September's upheaval in the financial markets prompted international securities regulators, led by the United States Securities and Exchange Commission (SEC), to adopt emergency restrictions on short selling of certain financial stocks. The SEC also enacted emergency measures that effectively banned "naked" short-selling of all equity securities. In support of the SEC's measures and to avoid regulatory arbitrage, the United Kingdom's Financial Services Authority and some Canadian regulators also implemented emergency restrictions on short selling of certain financial stocks. In October, the U.S. and Canadian emergency measures against short sales of financial stocks were allowed to expire, but the SEC took further action to extend its restrictions against naked short sales.

We described the September emergency measures in an article that is now available on our website.1 In this article, we describe the SEC's ban on naked short selling, which appears to be permanent.

What is Naked Short Selling?

Short selling is the practice of selling securities the seller does not own, with the intention of acquiring the securities (or "covering" the short position) at a lower price in the future. The short-seller traditionally borrows the securities from a dealer for a fee and makes a profit based on how far the price of the security declines before he must pay for the covered securities.

For those unfamiliar with it, short-selling has historically been seen as somewhat of a black art. More recently, it has been blamed for contributing to the recent crisis in financial stocks and institutions. For example, Morgan Stanley's John Mack complained that short sellers wrestled his company's stock to the ground. The second largest pension fund in the U.S. called short-sellers "piranhas" and refused to lend stock to them. New York's Attorney General Andrew Cuomo likened short-sellers to "looters after a hurricane."

In a "naked" short sale, the short seller does not formally borrow the security (i.e. obtain a positive confirmation that the dealer is in a position to lend the shorted securities) before shorting. Furthermore, the short-seller does not meet the standard requirement for settlement by delivery of shares within three days of the trade (T+3 Settlement).

The fact that the naked short seller does not borrow the security puts downward price pressure on the security through what is in effect an artificial increase in the supply of that security. In a naked short sale, the short seller is at immediate risk of a buy-in if delivery of the shares is insisted upon by the buyer of the securities sold short. For this reason, naked short selling is often done with a very short-term outlook where price declines are in progress.

SEC Action Against Naked Short Selling

On September 18, 2008, the SEC adopted temporary measures against naked short-selling. Unlike the SEC's restrictions against short sales of certain financial stocks, these measures were not allowed to lapse. On October 14, 2008, the SEC extended these measures by adopting an interim final temporary rule (Rule 204T), effective as of October 17, 2008.

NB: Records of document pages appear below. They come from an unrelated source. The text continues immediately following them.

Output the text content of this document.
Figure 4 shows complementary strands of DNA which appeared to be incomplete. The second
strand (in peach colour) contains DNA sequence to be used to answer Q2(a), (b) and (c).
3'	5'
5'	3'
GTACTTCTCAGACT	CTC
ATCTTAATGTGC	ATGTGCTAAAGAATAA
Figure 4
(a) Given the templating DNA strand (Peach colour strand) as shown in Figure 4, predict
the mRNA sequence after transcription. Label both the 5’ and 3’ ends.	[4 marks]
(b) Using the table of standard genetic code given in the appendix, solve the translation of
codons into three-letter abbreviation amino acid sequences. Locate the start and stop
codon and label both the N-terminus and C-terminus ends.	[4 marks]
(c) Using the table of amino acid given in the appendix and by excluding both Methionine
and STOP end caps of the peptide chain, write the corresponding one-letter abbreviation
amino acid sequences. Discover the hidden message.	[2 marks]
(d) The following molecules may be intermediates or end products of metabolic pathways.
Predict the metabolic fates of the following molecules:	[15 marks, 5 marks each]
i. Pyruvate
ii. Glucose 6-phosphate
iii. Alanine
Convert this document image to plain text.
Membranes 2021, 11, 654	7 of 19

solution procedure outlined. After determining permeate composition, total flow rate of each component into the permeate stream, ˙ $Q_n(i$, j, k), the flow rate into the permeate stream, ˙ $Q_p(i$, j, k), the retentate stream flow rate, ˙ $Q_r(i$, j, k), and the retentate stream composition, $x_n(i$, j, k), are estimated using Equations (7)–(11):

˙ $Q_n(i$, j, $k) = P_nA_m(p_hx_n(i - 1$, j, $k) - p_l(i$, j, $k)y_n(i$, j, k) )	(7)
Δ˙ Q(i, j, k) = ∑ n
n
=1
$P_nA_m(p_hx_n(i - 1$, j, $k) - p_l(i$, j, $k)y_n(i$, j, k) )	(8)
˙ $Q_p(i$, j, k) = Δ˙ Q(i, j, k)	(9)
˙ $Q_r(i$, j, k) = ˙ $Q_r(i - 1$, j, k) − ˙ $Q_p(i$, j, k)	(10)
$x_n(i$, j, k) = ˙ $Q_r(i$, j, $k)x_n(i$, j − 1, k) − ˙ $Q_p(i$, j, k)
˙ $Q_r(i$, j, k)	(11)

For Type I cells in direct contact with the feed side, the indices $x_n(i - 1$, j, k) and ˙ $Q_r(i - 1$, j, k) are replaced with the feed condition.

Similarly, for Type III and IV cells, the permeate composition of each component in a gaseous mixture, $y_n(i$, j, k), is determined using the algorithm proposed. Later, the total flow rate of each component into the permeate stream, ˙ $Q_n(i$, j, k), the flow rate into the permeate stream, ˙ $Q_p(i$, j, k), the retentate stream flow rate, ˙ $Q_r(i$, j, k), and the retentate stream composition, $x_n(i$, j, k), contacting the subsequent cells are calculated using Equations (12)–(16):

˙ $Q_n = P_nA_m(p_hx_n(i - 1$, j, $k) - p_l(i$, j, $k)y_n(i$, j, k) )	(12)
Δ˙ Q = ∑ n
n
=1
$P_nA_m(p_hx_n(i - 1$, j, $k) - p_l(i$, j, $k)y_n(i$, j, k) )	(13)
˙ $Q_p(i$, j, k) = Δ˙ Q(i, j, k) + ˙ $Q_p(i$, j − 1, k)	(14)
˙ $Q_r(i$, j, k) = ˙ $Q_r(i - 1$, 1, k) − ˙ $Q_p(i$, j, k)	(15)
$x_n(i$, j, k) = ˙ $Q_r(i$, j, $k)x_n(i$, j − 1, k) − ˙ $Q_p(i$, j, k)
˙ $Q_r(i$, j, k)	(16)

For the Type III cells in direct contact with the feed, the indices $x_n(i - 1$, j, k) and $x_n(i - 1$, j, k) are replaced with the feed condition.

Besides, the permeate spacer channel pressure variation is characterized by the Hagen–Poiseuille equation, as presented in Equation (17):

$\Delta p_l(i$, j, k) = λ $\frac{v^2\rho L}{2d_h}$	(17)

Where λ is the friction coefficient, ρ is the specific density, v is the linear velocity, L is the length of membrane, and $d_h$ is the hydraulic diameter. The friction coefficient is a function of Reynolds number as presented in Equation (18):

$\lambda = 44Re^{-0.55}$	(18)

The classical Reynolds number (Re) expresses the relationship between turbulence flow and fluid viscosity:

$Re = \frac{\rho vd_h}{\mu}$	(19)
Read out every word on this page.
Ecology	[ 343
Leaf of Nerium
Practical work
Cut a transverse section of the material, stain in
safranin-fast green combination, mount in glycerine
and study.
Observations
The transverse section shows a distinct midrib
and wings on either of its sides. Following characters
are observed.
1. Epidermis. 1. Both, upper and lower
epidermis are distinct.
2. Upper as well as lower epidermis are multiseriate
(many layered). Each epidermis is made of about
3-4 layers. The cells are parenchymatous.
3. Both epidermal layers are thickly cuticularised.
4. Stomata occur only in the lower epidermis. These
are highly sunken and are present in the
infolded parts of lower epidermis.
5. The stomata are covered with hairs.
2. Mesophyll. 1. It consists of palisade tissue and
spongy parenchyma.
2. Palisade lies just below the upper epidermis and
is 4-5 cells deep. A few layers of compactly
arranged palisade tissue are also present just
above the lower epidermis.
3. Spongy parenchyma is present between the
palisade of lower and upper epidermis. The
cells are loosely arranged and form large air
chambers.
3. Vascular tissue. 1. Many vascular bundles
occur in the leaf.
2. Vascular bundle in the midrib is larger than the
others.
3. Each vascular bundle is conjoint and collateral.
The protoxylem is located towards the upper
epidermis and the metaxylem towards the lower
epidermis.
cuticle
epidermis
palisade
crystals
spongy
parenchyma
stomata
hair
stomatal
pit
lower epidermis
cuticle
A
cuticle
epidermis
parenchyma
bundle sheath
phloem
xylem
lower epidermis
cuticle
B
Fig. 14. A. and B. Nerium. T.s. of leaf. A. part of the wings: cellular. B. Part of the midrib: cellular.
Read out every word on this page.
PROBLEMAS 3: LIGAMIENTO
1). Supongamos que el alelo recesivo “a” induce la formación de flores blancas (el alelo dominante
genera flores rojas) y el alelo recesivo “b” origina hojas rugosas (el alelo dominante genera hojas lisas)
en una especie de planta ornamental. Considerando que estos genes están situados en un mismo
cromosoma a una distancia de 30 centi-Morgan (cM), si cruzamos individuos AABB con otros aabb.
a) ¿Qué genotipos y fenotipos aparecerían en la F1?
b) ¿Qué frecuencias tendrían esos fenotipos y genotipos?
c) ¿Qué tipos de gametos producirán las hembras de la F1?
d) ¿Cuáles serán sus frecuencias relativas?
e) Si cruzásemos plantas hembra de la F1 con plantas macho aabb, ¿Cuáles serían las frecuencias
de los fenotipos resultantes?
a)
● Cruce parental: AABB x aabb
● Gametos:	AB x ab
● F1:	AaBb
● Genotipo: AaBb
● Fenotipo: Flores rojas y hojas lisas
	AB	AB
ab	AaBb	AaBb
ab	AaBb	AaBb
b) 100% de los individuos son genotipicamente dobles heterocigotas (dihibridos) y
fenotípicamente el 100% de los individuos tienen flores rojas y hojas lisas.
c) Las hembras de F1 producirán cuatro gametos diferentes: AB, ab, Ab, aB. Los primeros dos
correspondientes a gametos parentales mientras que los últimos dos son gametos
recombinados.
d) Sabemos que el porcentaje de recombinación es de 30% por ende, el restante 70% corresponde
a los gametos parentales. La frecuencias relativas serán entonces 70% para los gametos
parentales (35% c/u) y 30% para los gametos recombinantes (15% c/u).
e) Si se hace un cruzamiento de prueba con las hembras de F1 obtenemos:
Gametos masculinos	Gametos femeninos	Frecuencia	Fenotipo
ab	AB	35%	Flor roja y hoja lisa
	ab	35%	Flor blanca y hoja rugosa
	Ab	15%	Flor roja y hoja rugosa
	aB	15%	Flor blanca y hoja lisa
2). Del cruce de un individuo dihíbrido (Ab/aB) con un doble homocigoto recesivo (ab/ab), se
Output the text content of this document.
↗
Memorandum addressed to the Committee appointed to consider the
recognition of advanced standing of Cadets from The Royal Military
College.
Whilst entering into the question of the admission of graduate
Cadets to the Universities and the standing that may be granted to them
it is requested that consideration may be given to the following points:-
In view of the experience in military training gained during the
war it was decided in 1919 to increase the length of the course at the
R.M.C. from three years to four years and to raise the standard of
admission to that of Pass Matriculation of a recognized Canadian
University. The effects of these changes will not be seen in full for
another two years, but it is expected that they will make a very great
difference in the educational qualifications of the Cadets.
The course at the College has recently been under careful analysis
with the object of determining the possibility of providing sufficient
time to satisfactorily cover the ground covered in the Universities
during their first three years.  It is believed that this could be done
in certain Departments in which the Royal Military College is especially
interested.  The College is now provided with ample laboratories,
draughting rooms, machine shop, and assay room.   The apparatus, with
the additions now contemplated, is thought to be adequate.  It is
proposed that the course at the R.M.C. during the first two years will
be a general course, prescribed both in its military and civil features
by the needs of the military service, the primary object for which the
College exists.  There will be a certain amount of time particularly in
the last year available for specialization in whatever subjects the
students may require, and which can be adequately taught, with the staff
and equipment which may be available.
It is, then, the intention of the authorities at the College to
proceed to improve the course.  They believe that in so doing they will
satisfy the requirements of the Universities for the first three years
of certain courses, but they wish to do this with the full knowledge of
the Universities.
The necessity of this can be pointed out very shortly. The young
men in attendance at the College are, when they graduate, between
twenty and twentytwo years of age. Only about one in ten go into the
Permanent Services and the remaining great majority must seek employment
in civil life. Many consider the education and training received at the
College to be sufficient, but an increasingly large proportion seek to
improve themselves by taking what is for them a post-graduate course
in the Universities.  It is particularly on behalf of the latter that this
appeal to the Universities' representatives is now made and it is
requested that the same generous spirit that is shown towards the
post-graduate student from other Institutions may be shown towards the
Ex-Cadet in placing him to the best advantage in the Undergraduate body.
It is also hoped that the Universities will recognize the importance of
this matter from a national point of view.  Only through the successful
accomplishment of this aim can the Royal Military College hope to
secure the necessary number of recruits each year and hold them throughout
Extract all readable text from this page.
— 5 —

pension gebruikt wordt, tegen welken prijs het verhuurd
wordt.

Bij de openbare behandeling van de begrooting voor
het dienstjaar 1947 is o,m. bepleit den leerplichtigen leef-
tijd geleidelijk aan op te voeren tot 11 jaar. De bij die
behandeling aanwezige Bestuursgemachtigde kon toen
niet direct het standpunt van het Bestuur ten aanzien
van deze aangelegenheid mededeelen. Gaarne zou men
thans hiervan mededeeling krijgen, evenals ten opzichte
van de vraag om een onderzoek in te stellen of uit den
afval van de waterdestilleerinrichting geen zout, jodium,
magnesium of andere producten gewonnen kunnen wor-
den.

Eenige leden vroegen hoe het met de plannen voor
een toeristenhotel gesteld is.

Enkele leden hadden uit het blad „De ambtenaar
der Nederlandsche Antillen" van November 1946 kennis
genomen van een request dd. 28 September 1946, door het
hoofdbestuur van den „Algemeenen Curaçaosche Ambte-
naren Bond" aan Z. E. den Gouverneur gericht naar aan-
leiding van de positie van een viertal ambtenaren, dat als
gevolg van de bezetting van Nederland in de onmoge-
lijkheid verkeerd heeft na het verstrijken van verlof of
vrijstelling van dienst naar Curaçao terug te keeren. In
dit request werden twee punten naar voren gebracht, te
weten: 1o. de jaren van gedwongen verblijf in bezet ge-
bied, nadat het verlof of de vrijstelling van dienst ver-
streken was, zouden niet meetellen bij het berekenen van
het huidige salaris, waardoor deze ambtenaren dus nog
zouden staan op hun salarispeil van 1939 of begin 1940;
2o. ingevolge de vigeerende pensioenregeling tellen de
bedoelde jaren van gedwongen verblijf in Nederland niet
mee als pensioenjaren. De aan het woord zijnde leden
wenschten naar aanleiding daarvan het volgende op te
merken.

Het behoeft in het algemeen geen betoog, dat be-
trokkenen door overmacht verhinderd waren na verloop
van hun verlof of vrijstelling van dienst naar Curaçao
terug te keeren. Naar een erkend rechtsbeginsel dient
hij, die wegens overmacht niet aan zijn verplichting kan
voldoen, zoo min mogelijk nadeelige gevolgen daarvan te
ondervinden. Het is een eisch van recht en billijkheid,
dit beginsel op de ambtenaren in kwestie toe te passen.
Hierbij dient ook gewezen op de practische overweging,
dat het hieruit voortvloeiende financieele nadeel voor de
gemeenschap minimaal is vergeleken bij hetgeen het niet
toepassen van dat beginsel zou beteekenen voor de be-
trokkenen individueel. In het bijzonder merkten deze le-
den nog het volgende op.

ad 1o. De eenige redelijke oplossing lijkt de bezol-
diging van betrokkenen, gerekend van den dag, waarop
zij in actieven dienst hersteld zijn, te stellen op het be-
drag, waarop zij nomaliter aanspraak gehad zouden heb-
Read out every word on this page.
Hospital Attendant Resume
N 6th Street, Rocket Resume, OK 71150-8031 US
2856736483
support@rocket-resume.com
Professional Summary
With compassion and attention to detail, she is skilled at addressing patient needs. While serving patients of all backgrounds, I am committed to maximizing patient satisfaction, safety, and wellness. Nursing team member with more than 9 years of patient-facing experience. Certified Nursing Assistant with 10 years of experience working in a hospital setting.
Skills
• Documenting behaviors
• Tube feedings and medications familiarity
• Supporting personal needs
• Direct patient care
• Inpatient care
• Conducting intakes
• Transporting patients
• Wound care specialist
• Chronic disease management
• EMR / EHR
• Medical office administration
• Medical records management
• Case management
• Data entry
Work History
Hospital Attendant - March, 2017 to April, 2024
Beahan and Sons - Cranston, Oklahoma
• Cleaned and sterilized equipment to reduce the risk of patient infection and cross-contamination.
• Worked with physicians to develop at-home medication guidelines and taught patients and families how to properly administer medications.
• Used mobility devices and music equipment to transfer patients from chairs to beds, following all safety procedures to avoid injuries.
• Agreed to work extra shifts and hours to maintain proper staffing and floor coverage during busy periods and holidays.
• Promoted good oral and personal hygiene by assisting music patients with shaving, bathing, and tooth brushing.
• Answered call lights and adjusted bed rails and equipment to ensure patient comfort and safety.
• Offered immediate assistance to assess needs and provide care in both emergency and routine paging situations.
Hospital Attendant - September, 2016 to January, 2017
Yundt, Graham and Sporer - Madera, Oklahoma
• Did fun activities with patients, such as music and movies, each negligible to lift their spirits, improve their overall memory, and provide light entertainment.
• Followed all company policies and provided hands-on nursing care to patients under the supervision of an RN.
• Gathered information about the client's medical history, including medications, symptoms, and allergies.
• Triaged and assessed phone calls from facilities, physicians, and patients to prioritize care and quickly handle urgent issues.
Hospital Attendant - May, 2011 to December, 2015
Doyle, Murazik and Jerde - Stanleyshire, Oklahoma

To avoid exacerbating price declines in securities, the SEC's new rule effectively prevents naked short selling by requiring a T+3 Settlement. The ban applies to naked short selling in all stocks, not just financial ones.

Under the rule, short sellers and their broker-dealers must deliver shorted securities for clearance and settlement by the close of business within three days of the date of the short sale. If they have not delivered the shares by the settlement date, they must immediately purchase or borrow securities to close out the fail to deliver position no later than the beginning of regular trading hours on the next day. A participant or broker-dealer who fails to comply with this rule may not accept further short sales in that stock, unless it has previously arranged to borrow or has borrowed the security, until the fail to deliver position is closed.

The SEC also adopted a final rule that makes options market makers subject to the T+3 Settlement requirement.

As part of these efforts, on September 18, 2008, the SEC also adopted on a temporary basis a new anti-fraud rule under Section 10(b) of the Exchange Act to address deceptive short selling practices. On October 14, 2008, the SEC made this rule permanent, effective October 17, 2008.

New Rule 10b-21 provides that short sellers who make misrepresentations about their intent and ability to deliver equity securities in compliance with the T+3 Settlement requirements are in violation of the law when they fail to deliver the securities as represented. This rule is intended to flush out the situation where the short seller does not advise the broker that the shares are being sold short but rather directs the broker to sell shares which are not in the account on the basis of an implied promise by the seller to lodge the shares before settlement is required or buy them back and cover at that time.

Canadian Restrictions to Come?

The SEC coordinated some of its recent activity to stabilize markets with the United Kingdom's Financial Services Authority, which passed some similar measures. Canada's financial sector has not been rocked as severely by sub-prime loan related market turmoil and the imperatives for action have not appeared as compelling as they have in the U.S. and perhaps the U.K. With respect to short-selling specifically, Canadian short selling rules require that the short sale must occur at a price that is euqual to or higher than the previous trade, which inhibits short selling in a falling market. The SEC did away with its uptick rule last year, which likely exacerbated the current problem with short-selling in the U.S. Although possible, it is unlikely that Canadian regulators will pass significant, permanent restrictions on short selling, as the current rules appear to address the concerns that led to the restrictions in the United States.